Out of the smoke from under Austerlitz Bridge sailed the boat carrying Greece’s delegation for the Games, as tradition dictates, with the Refugee team close behind receiving the biggest cheers of the night, giving reason to the words of IOC President Thomas Bach, when he said “sport is respect. Sport is empowerment. Sport is solidarity. Sport is peace.”
Lady Gaga, surrounded by feathers, sang “Mon truc en plumes”, a homage to the Moulin Rouge on steps at the banks of the River Seine and the great experiment, the never-before-tried attempt to hold the opening ceremony to the Olympics along six kilometres of river, was underway.
The opening ceremony aimed to show Paris to the world and it certainly did that.
There were Can-Can girls, a homage to the reconstruction of Notre Dame and of course the French Revolution, with fireworks, heavy metal and singers who appeared to have lost a battle with the guillotine.
Aya Nakamura, the most-streamed French-speaking artist in the world, gave a stomping performance along with 60 musicians of the Republican Guard and 36 choristers of the French Army.
There were dancers on rooftops, homages to French fashion, references to the writer Victor Hugo and the mysterious torch holder making their way through the Louvre art gallery to the music of Claude Debussy, while British flagbearers Tom Daley and Helen Glover, on the prow of their boat, recreated Leonardo Di Caprio and Kate Winslet’s famous scene from Titanic.

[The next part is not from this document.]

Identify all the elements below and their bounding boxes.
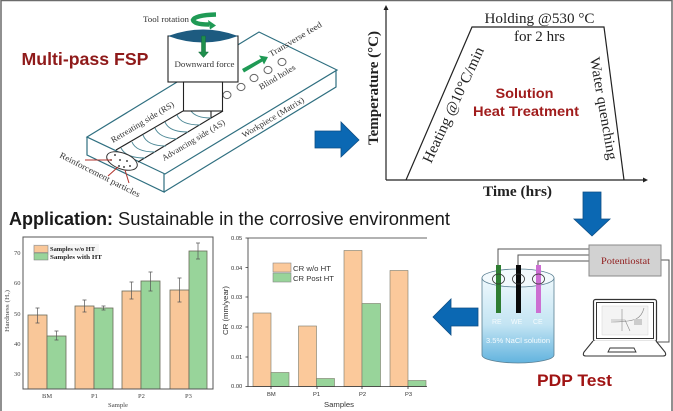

The entertainment and spectacle were mixed with images of the teams making their way sedately down the river and clearly mixed with the video interventions.
If there was a downside to the opening ceremony, it is that any event performed over such a long distance has to struggle with continuity, and the big difference between this ceremony and others is that the parade of athletes was mixed in with the performances.
Other opening ceremonies have been able to tell a more continuous narrative, flowing seamlessly from one theme to another and telling their story before the athletes took centre stage.
The fact artists such as Lady Gaga and Nakamura could only perform at one place on the river meant only a handful of people actually saw them in the flesh, with everyone else watching on screens.
Does that mean it was the first multimedia ceremony or was it just too ambitious to completely succeed?
Maybe, but the emotional torch relay with sporting heroes which ended with 100-year-old cyclist Charles Coste taking the flame shortly before the cauldron attached to a Montgolfier balloon into the Paris sky was impressive.
The Eiffel Tour also provided late beauty and drama and any ceremony that ends with Celine Dion singing the Edith Piaf song L’Hymne à l’amour deserves credit for its courage and willingness to embrace both past and present.
Whatever one’s opinion, one thing is clear: everyone who stood at the side of the River Seine and cheered the contestants from start to finish also deserves a medal for their Olympic efforts.